Contempt of court is more and more an anachronism in a democracy — it has been circumscribed and rejected in the US and UK. In India, it remains a sweeping and vaguely worded offence which is at odds with the Supreme Court’s own record on expanding the scope and ambit of the fundamental right to freedom of speech. And yet while the courts have made some effort to narrow the remit of sedition — another outdated and controversial law which can be and is weaponised (by government) — by requiring a direct link with breach of public order or violence, they have not insisted on a similarly demonstrable link with obstruction of justice of the contemptuous act or speech. This failure to narrow it down is compounded by what the apex court has done on Wednesday.
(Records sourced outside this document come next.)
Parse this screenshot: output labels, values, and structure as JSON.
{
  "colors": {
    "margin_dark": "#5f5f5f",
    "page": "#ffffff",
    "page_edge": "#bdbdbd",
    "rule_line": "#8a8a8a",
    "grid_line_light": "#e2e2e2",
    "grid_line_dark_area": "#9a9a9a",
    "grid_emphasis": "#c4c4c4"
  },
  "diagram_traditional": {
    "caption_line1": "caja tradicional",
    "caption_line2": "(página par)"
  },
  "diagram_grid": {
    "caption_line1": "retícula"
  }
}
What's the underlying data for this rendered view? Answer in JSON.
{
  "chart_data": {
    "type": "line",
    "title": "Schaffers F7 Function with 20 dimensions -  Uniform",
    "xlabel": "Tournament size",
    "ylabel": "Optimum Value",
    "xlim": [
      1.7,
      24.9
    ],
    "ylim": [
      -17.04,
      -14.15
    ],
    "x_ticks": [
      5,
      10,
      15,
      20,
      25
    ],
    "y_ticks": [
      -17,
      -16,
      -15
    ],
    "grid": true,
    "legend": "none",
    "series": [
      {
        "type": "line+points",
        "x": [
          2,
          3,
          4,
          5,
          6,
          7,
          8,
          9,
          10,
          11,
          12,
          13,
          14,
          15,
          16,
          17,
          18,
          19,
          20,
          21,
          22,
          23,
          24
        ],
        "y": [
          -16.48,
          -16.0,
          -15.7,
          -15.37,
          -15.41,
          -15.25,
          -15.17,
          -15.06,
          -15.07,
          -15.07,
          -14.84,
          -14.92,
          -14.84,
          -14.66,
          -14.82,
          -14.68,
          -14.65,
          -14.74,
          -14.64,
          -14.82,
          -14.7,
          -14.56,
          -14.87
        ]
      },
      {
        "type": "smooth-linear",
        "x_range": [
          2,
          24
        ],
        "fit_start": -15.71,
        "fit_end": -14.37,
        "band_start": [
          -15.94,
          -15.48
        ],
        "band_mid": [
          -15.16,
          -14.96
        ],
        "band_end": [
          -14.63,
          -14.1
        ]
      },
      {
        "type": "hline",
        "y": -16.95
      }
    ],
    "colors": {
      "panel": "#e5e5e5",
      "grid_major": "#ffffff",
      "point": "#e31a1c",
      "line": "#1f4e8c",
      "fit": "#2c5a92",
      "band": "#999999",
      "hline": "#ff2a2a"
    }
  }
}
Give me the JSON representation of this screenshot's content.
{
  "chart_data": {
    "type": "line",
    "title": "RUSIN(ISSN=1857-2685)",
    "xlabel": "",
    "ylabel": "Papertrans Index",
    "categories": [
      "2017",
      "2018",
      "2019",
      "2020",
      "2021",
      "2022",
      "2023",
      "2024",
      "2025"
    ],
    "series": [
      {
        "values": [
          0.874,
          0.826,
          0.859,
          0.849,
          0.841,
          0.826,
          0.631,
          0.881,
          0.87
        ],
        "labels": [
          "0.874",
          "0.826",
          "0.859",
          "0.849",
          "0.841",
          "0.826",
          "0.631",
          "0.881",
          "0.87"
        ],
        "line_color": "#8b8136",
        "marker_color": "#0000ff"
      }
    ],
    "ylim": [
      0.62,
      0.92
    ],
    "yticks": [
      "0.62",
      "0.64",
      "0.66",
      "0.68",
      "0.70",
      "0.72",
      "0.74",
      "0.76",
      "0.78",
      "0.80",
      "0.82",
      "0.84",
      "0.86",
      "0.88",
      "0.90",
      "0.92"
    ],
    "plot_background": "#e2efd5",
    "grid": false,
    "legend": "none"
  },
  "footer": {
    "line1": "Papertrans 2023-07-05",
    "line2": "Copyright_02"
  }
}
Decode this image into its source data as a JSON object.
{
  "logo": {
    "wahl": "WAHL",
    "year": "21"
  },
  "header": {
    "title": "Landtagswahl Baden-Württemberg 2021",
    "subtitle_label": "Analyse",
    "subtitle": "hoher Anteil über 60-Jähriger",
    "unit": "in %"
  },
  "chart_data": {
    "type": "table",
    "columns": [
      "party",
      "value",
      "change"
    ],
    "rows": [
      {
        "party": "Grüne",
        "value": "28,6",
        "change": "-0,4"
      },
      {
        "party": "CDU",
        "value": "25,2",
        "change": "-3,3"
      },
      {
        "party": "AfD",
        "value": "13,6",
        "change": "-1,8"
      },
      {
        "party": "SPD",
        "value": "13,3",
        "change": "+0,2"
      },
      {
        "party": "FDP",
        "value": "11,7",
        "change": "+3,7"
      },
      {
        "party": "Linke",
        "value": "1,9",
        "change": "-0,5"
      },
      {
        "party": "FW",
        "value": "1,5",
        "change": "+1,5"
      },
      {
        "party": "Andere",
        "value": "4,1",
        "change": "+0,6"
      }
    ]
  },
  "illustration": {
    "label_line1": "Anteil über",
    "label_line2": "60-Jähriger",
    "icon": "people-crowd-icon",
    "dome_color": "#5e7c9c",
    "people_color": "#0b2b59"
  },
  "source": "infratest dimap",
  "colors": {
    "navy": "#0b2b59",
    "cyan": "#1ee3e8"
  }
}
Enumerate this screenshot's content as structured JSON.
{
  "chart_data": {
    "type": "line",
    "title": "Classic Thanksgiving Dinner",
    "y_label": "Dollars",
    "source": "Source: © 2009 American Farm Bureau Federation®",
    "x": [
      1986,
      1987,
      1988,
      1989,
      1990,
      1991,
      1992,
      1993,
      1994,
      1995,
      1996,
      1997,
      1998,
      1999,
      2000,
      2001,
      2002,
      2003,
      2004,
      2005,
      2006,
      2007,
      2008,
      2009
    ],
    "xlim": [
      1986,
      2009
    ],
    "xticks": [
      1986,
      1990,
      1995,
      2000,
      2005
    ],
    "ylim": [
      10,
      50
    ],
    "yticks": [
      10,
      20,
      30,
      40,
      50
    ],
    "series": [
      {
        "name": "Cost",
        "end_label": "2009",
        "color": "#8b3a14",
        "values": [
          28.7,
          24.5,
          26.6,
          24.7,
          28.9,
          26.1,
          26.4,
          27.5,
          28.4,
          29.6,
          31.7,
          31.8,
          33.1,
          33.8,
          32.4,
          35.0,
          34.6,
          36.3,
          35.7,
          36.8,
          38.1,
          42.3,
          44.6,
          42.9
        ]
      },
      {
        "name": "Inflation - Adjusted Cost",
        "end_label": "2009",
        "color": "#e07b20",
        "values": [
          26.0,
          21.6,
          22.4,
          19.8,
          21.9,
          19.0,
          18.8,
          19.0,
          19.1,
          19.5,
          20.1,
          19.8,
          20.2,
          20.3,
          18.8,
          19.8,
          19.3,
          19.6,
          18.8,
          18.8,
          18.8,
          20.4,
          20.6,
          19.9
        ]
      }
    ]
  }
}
It sends a signal to courts across the country that the chilling power of contempt is here to stay. That is especially disquieting when there are apprehensions over a concentration of executive power and the spread of a political culture with a shrinking space for difference and dissent.

In fact, particularly in times such as these, the court needs to take the high road, show broader shoulders, instead of taking to task a public interest lawyer whose work has spurred legislation and made an invaluable difference in matters ranging from public corruption to pollution and displacement. Bhushan’s comments on Twitter, the court has said in the notice issued to him on Wednesday, “have brought the administration of justice in disrepute and are capable of undermining the dignity and authority of the institution … and the office of the Chief Justice of India in particular…”.

Social media is not exactly suited for nuance, for the on-the-one-hand and on-the-other argument. Five years ago, in Shreya Singhal, the apex court expanded the contours of freedom of speech and Article 19 to this noisy space. The Supreme Court’s contempt case against Bhushan shrinks that space — and itself.